Some backstory; we were trying to load test a component and ended up getting the load testing done at the last minute right before customer launch. The team had to work into the weekend to meet the customer deadline.
So while this wasn’t an “incident” as most people would define it, the fact that our process failed us in a way that we missed several deliverables led me to run a review of our process, much like in a typical post-mortem. Here were the team’s findings.
When lacking knowledge, use historical data.
We got stuck early in the process trying to get the customer’s release plan, where we could have looked at what we had done other customers had done for their release plans. Using that data, we could have suggested a plan, and moved forward under those assumptions. The fact that we didn’t have comprehensive data until almost a week into the project shouldn’t have slowed us down as much as it did.
When looking for direction, write up a plan and look for feedback
Our original plan for this project consisted of an Epic and a write up of tickets. For these type of projects, it is expected that a load test plan would be written up and vetted with folks outside of the team. This was a known requirement of the project that wasn’t completed until very late in the process, and we didn’t have sign-off until the day of our load testing. Had we done this early in the process, we would have gotten valuable feedback about our approach early, and most likely met our deadline.
Make “unreasonable” asks
Early in the process, we booked a late load testing time (the day of the deadline at 1pm). The reason we did this wasn’t that we wanted to test this late, but that by the time we signed up, this was the only timeslot left available. This would have been a good time to make an “unreasonable” ask of the loadtest team, and see if they could accommodate us at another time, either before or after their normal slots.
The worst thing that could happen is they say no, and at least then it’s known that you’d like to test earlier, in case someone else cancelled or can’t make their slot.
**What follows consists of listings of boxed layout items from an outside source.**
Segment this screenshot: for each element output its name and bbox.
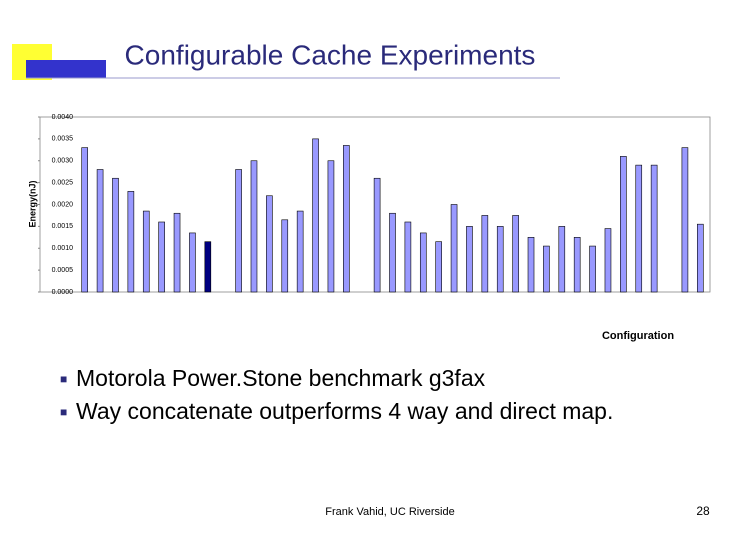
bar — [620, 156, 627, 293]
bar — [481, 215, 489, 293]
y-tick-label: 0.0010 — [52, 245, 74, 252]
bar — [112, 177, 119, 293]
bullet-marker: ■ — [60, 372, 67, 386]
bar — [266, 195, 273, 293]
bar — [173, 212, 181, 293]
y-tick-label: 0.0005 — [52, 267, 74, 274]
bar — [681, 147, 689, 293]
bar — [250, 160, 258, 293]
bar — [650, 164, 658, 293]
decoration — [26, 60, 106, 78]
bar — [96, 169, 104, 293]
y-tick-label: 0.0025 — [52, 179, 74, 186]
bar — [127, 191, 135, 293]
bar — [543, 245, 550, 293]
bar — [235, 169, 242, 293]
bar — [512, 215, 519, 293]
y-tick-label: 0.0000 — [52, 289, 74, 296]
bar — [466, 226, 473, 293]
bar — [404, 221, 412, 293]
bar — [327, 160, 335, 293]
bar — [189, 232, 196, 293]
page-number: 28 — [696, 504, 710, 518]
bar — [204, 241, 212, 293]
bar — [589, 245, 596, 293]
bar — [389, 212, 396, 293]
bar — [604, 228, 612, 293]
y-tick-label: 0.0035 — [52, 136, 74, 143]
slide-title: Configurable Cache Experiments — [125, 39, 536, 70]
bar — [435, 241, 442, 293]
y-axis-label: Energy(nJ) — [27, 180, 37, 227]
bar — [81, 147, 88, 293]
bullet-text: Motorola Power.Stone benchmark g3fax — [76, 365, 486, 391]
bar — [281, 219, 289, 293]
bar — [158, 221, 165, 293]
bar — [142, 210, 150, 293]
bullet-text: Way concatenate outperforms 4 way and di… — [76, 398, 613, 424]
bar — [573, 237, 581, 293]
bar — [343, 145, 350, 293]
y-tick-label: 0.0020 — [52, 201, 74, 208]
bar — [296, 210, 304, 293]
y-tick-label: 0.0015 — [52, 223, 74, 230]
bar — [496, 226, 504, 293]
bar — [697, 223, 704, 293]
bar — [373, 177, 381, 293]
bar — [419, 232, 427, 293]
bar — [312, 138, 319, 293]
y-tick-label: 0.0030 — [52, 158, 74, 165]
bullet-marker: ■ — [60, 405, 67, 419]
bar — [450, 204, 458, 293]
footer: Frank Vahid, UC Riverside — [325, 506, 454, 518]
bar — [527, 237, 535, 293]
x-axis-label: Configuration — [602, 330, 674, 342]
y-tick-label: 0.0040 — [52, 114, 74, 121]
bar — [635, 164, 643, 293]
bar — [558, 226, 566, 293]
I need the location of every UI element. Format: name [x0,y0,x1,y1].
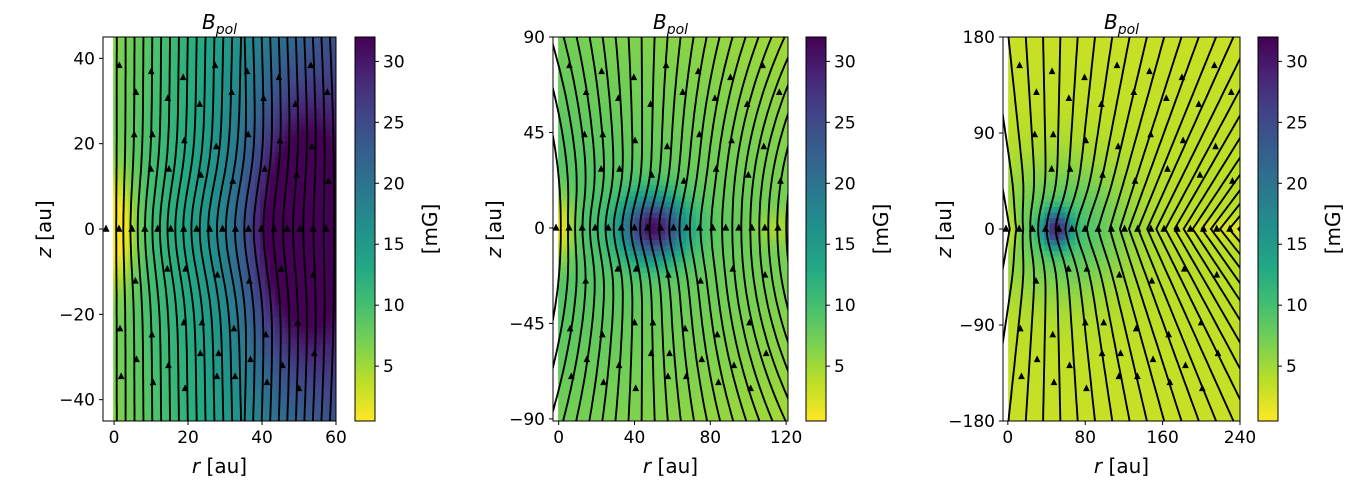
x-tick-label: 0 [1002,428,1013,448]
y-tick-label: 0 [534,219,545,239]
x-tick-label: 40 [624,428,646,448]
y-tick-label: −45 [509,314,545,334]
x-axis-label: r [au] [643,454,698,478]
colorbar-label: [mG] [1321,204,1345,255]
y-tick-label: 40 [73,49,95,69]
colorbar-tick-label: 30 [1286,52,1308,72]
y-tick-label: −90 [959,316,995,336]
colorbar-tick-label: 5 [1286,357,1297,377]
colorbar-tick-label: 25 [834,113,856,133]
x-tick-label: 0 [109,428,120,448]
colorbar [355,37,375,421]
chart-title: Bpol [653,10,688,38]
colorbar-tick-label: 30 [383,52,405,72]
y-tick-label: 0 [84,220,95,240]
colorbar-tick-label: 10 [834,296,856,316]
colorbar-tick-label: 25 [383,113,405,133]
chart-title: Bpol [202,10,237,38]
colorbar-tick-label: 10 [383,296,405,316]
y-axis-label: z [au] [32,200,56,258]
x-tick-label: 40 [251,428,273,448]
colorbar [806,37,826,421]
y-tick-label: 20 [73,135,95,155]
colorbar-tick-label: 15 [383,235,405,255]
colorbar-tick-label: 30 [834,52,856,72]
x-tick-label: 80 [1074,428,1096,448]
x-tick-label: 20 [177,428,199,448]
y-tick-label: 45 [523,123,545,143]
colorbar-tick-label: 5 [383,357,394,377]
colorbar-tick-label: 20 [834,174,856,194]
y-tick-label: 0 [984,220,995,240]
colorbar-tick-label: 25 [1286,113,1308,133]
x-tick-label: 80 [699,428,721,448]
panel-2: 0 40 80 120 −90 −45 0 45 90 Bpol r [au] z [au] 5 10 15… [482,10,893,478]
colorbar-tick-label: 10 [1286,296,1308,316]
x-tick-label: 160 [1146,428,1178,448]
panel-3: 0 80 160 240 −180 −90 0 90 180 Bpol r [au] z [au] 5 1… [932,10,1347,478]
y-tick-label: 90 [523,28,545,48]
colorbar-tick-label: 5 [834,357,845,377]
colorbar-tick-label: 20 [383,174,405,194]
y-tick-label: 90 [973,124,995,144]
y-axis-label: z [au] [482,200,506,258]
colorbar-label: [mG] [869,204,893,255]
x-tick-label: 60 [325,428,347,448]
y-tick-label: −180 [948,412,995,432]
colorbar-tick-label: 20 [1286,174,1308,194]
x-tick-label: 240 [1224,428,1256,448]
x-tick-label: 0 [553,428,564,448]
colorbar-label: [mG] [418,204,442,255]
colorbar [1258,37,1278,421]
panel-1: 0 20 40 60 −40 −20 0 20 40 Bpol r [au] z [au] 5 10 15 2… [32,10,442,478]
y-axis-label: z [au] [932,200,956,258]
y-tick-label: −20 [59,305,95,325]
x-tick-label: 120 [770,428,802,448]
colorbar-tick-label: 15 [834,235,856,255]
x-axis-label: r [au] [1094,454,1149,478]
y-tick-label: −90 [509,410,545,430]
chart-title: Bpol [1104,10,1139,38]
y-tick-label: −40 [59,391,95,411]
x-axis-label: r [au] [192,454,247,478]
y-tick-label: 180 [963,28,995,48]
colorbar-tick-label: 15 [1286,235,1308,255]
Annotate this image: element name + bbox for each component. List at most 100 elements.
Ask for help early and often
We hit some snags with our load testing, but the request for help didn’t come up until late in the process, and the biggest push for assistance came days before our load testing deadline. Had we front-loaded some of these questions, we probably wouldn’t have missed our deadline.
Additionally, some of the updates from the team indicated we were on track when we were not. Had those updates been more transparent, we would have had the right folks working on the right set of problems.
One of the problems we hit was testing multiple users vs a single user. This was never highlighted in channel until it was uncovered during load testing on the day of the deadline. Had this been highlighted earlier, we might have swarmed on the problem then.
Swarm on problems early
Going into the deadline, we did not have a working load test script that met our requirements. By early Saturday morning (after our deadline) we did. The key here was that 4 people jumped on a call and walked through the problems, live debugged, and kept folks focused on the problem. After a few hours we had a working proof of concept.
While we needed much of the early context and research to allow for this to happen, if we had swarmed earlier in the week we might have come up with a solution at our deadline.